Author + information
- Pim J. de Feyter, MD, PhD⁎ ()
- ↵⁎Thoraxcenter, Erasmus Medical Center, Cardiology and Radiology, Hs207, P.O. Box 2040, Rotterdam, Zuid Holland 3000 CA, the Netherlands
As a practicing coronary angiographer and interventionalist for many years, I appreciate, respect, and agree with the comments of Dr. Conti regarding our recent paper (1). The virtues of catheter-based coronary angiography, so well presented in his letter to the editor, are many, and the majority of the opportunities of invasive coronary angiography cannot be replaced by a noninvasive imaging technique such as computed tomography (CT) coronary angiography. But I do not entirely agree with the notion that CT coronary angiography will become a useful but “limited” imaging device for coronary assessment.

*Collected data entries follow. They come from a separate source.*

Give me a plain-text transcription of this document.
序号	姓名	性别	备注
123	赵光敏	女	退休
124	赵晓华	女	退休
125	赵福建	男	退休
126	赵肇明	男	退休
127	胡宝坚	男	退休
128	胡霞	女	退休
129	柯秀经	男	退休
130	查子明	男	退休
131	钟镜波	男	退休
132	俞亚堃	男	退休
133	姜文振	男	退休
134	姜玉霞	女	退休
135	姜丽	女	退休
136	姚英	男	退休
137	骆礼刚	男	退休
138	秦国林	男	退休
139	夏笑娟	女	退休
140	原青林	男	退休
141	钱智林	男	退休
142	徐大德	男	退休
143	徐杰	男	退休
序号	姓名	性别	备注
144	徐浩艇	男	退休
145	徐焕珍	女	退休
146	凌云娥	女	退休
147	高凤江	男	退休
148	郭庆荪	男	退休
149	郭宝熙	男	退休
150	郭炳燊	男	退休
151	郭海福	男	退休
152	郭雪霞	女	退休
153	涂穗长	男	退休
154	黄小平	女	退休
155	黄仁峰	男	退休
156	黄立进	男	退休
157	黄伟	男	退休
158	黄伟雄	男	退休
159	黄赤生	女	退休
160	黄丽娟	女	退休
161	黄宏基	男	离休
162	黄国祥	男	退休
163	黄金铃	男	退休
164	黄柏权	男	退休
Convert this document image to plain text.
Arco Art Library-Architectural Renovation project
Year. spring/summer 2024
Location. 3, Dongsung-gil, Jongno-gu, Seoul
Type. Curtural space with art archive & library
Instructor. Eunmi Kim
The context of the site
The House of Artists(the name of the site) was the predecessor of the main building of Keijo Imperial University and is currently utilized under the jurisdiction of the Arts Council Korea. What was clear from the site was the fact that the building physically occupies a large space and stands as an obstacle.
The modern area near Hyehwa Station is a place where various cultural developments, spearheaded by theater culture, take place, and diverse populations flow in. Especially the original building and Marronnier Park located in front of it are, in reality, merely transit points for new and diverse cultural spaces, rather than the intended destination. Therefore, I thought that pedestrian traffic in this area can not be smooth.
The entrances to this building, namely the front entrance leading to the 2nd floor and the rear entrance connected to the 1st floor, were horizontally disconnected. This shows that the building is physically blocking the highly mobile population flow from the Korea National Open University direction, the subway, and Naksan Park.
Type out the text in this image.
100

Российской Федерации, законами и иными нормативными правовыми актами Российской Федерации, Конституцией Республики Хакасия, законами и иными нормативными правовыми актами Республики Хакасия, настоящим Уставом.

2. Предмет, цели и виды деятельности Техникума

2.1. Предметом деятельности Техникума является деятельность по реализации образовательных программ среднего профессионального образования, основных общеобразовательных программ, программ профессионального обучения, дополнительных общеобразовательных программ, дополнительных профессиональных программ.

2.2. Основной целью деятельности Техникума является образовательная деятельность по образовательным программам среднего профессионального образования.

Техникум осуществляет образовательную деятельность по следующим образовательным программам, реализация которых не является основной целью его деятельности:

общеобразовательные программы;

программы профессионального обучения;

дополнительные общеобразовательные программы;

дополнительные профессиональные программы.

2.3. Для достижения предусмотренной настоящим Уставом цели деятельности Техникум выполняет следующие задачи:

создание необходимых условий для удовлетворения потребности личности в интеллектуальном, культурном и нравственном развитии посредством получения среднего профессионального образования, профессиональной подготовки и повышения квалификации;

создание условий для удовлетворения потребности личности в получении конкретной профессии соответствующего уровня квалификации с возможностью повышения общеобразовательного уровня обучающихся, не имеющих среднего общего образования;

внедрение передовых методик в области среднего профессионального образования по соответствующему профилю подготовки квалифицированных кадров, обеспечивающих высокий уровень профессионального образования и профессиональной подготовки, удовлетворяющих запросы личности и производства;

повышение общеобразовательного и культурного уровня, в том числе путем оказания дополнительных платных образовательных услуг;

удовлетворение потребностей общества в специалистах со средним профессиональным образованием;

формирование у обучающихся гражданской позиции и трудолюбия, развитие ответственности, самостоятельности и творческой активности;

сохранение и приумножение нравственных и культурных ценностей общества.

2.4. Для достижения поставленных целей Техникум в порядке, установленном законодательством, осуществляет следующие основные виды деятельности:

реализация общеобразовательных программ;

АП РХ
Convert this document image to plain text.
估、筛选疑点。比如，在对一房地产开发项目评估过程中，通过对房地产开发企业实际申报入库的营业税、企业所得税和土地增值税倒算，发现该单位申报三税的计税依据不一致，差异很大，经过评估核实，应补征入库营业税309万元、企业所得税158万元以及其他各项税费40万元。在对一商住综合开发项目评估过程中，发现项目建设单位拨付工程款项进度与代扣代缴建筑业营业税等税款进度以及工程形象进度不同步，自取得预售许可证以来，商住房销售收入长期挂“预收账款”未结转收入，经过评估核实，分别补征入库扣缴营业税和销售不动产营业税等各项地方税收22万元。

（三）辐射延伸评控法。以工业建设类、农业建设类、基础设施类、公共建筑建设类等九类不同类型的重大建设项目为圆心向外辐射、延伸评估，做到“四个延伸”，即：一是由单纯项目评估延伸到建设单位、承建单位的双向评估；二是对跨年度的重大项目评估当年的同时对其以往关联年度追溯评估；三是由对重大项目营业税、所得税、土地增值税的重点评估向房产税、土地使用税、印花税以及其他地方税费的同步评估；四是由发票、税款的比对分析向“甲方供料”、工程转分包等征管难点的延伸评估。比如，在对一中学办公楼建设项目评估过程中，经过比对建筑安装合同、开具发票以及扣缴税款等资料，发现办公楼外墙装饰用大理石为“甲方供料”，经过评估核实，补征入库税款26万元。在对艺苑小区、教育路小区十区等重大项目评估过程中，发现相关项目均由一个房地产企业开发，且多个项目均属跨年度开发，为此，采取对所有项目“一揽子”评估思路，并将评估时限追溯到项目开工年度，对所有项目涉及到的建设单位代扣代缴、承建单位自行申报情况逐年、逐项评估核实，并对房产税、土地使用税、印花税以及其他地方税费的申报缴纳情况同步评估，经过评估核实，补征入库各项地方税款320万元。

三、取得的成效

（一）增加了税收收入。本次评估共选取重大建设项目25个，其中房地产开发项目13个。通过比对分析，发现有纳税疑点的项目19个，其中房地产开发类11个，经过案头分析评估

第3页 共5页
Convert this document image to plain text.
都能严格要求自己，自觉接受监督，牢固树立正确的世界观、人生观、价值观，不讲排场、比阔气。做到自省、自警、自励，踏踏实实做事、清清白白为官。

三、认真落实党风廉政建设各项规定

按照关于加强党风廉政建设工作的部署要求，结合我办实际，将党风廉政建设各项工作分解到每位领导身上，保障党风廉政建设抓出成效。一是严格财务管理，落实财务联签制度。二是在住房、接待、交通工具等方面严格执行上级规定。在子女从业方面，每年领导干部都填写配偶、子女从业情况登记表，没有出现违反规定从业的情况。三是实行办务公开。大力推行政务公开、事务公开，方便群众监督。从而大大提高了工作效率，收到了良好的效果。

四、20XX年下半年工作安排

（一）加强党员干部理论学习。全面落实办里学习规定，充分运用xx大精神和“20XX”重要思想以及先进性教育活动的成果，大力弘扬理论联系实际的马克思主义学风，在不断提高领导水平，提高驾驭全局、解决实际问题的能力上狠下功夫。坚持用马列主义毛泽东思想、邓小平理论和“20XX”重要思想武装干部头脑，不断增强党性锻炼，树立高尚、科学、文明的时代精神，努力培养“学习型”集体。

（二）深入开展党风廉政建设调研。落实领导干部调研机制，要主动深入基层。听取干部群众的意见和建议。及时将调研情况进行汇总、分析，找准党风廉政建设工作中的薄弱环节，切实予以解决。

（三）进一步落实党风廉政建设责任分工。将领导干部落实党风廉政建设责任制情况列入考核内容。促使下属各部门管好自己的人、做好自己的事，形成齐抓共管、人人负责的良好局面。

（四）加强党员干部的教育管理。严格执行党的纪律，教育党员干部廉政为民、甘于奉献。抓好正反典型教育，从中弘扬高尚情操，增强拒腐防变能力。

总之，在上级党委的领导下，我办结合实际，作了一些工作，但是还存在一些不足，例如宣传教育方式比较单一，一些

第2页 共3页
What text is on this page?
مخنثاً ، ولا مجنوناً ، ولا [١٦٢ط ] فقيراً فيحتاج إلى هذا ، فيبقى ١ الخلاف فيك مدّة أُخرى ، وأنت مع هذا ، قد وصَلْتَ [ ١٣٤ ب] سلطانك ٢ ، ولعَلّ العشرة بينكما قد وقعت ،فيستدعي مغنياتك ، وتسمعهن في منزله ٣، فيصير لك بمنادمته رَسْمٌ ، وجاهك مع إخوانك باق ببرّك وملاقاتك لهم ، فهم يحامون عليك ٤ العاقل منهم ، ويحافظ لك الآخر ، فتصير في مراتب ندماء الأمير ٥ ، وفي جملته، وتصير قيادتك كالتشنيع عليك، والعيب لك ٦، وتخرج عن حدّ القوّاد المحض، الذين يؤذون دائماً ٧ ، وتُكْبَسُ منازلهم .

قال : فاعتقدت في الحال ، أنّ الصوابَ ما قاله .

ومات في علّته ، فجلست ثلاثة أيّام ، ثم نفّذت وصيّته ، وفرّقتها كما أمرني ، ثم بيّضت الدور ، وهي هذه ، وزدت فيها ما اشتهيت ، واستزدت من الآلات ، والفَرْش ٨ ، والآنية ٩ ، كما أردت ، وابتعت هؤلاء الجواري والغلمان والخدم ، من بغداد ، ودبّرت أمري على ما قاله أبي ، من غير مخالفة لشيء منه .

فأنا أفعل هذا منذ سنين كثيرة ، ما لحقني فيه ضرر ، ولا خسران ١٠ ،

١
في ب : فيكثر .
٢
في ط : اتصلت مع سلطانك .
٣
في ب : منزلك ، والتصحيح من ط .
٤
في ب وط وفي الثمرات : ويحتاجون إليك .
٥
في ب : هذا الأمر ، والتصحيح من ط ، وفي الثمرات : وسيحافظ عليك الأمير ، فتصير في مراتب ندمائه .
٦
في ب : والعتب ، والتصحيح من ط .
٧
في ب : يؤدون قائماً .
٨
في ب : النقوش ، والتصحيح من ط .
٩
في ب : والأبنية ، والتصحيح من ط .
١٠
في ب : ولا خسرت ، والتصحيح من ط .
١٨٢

At the current stage of CT technology, it definitely falls short of invasive coronary angiography, but new detector technology has improved the spatial resolution to reduce the gap between the diagnostic accuracy of invasive coronary angiography and CT coronary angiography. Obviously, the dynamic nature of Thrombolysis In Myocardial Infarction flow grade, myocardial blush, and assessment of collaterals, as well as pressure measurements will remain in the domain of invasive coronary angiography, whereas invasive coronary angiography is an indispensable roadmap for intracoronary diagnostic devices and invasive catheter-based coronary obstruction treatment.